Rationality-based and Acquaintance-based views of IntrospectionDaniel Stoljar (Australian National University)
Locating Subjectivity in the study of Consciousness
Abstract for the talk: In contemporary literature, introspection is often defined minimally as that distinctive way that we come to know or believe that we are in conscious states when we are in them. Different theories of introspection may then be understood as different proposals about how to fill out or understand the way in question. This paper compares and contrasts two such theories. The acquaintance-based theory (as I will call it) focuses in the first instance on conscious states. It says (roughly) that whenever an agent is in a conscious state, the agent is aware of or acquainted with being in the state, where the background notion of acquaintance is understood to be distinct from sense perception, on the one hand, and belief or knowledge, or the other. For the agent to know or believe by introspection, on this view, is for them to take advantage of the epistemic position they are in as a result of being acquainted in this way.

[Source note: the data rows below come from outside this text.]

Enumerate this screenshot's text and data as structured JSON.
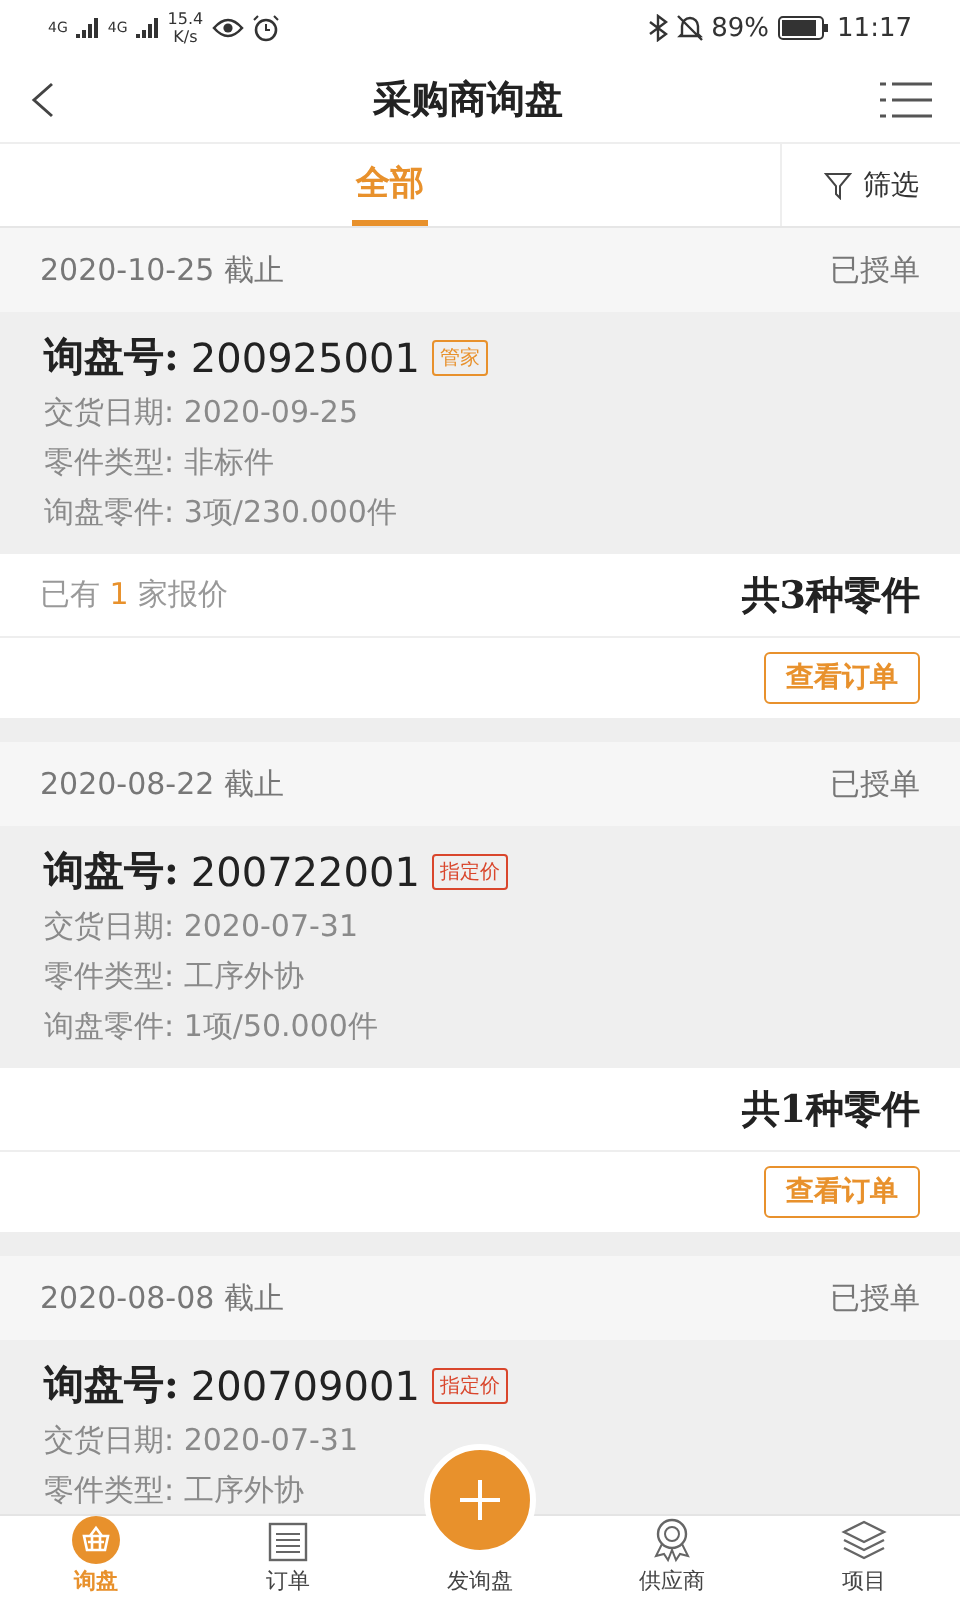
{
  "status_bar": {
    "signal_labels": [
      "4G",
      "4G"
    ],
    "speed": "15.4",
    "speed_unit": "K/s",
    "battery": "89%",
    "time": "11:17"
  },
  "header": {
    "title": "采购商询盘"
  },
  "tabs": [
    {
      "label": "全部",
      "selected": true
    }
  ],
  "filter": {
    "label": "筛选"
  },
  "inquiries": [
    {
      "deadline": "2020-10-25 截止",
      "status": "已授单",
      "number_label": "询盘号:",
      "number": "200925001",
      "badge": {
        "text": "管家",
        "color": "#e8912c"
      },
      "info": [
        {
          "label": "交货日期:",
          "value": "2020-09-25"
        },
        {
          "label": "零件类型:",
          "value": "非标件"
        },
        {
          "label": "询盘零件:",
          "value": "3项/230.000件"
        }
      ],
      "quotes": "已有 **1** 家报价",
      "parts_total": "共3种零件",
      "action": "查看订单"
    },
    {
      "deadline": "2020-08-22 截止",
      "status": "已授单",
      "number_label": "询盘号:",
      "number": "200722001",
      "badge": {
        "text": "指定价",
        "color": "#d9462c"
      },
      "info": [
        {
          "label": "交货日期:",
          "value": "2020-07-31"
        },
        {
          "label": "零件类型:",
          "value": "工序外协"
        },
        {
          "label": "询盘零件:",
          "value": "1项/50.000件"
        }
      ],
      "parts_total": "共1种零件",
      "action": "查看订单"
    },
    {
      "deadline": "2020-08-08 截止",
      "status": "已授单",
      "number_label": "询盘号:",
      "number": "200709001",
      "badge": {
        "text": "指定价",
        "color": "#d9462c"
      },
      "info": [
        {
          "label": "交货日期:",
          "value": "2020-07-31"
        },
        {
          "label": "零件类型:",
          "value": "工序外协"
        }
      ]
    }
  ],
  "nav": [
    {
      "label": "询盘",
      "kind": "basket",
      "selected": true
    },
    {
      "label": "订单",
      "kind": "list",
      "selected": false
    },
    {
      "label": "发询盘",
      "kind": "add",
      "selected": false
    },
    {
      "label": "供应商",
      "kind": "badge",
      "selected": false
    },
    {
      "label": "项目",
      "kind": "layers",
      "selected": false
    }
  ]
}
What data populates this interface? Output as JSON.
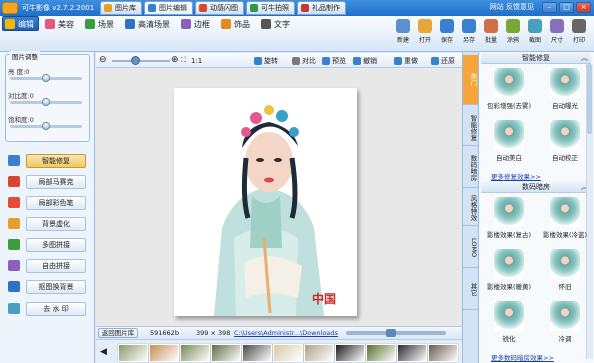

By contrast, the rationality-based theory (as I will call it) focuses in the first instance on rational agents. It says (roughly) that rational agents have a capacity to believe that they are in conscious states when they are in them, much as they have the capacity, for example, to avoid obvious contradictions in their beliefs. For the agent to know or believe by introspection, on this view, is for them to exercise that capacity. These theories are not in conflict. It is possible, in particular, to hold both an acquaintance-based theory and a rationality-based theory. My focus in the paper, however, will be on a different possibility, namely, of holding a rationality-based theory while rejecting any acquaintance-based theory.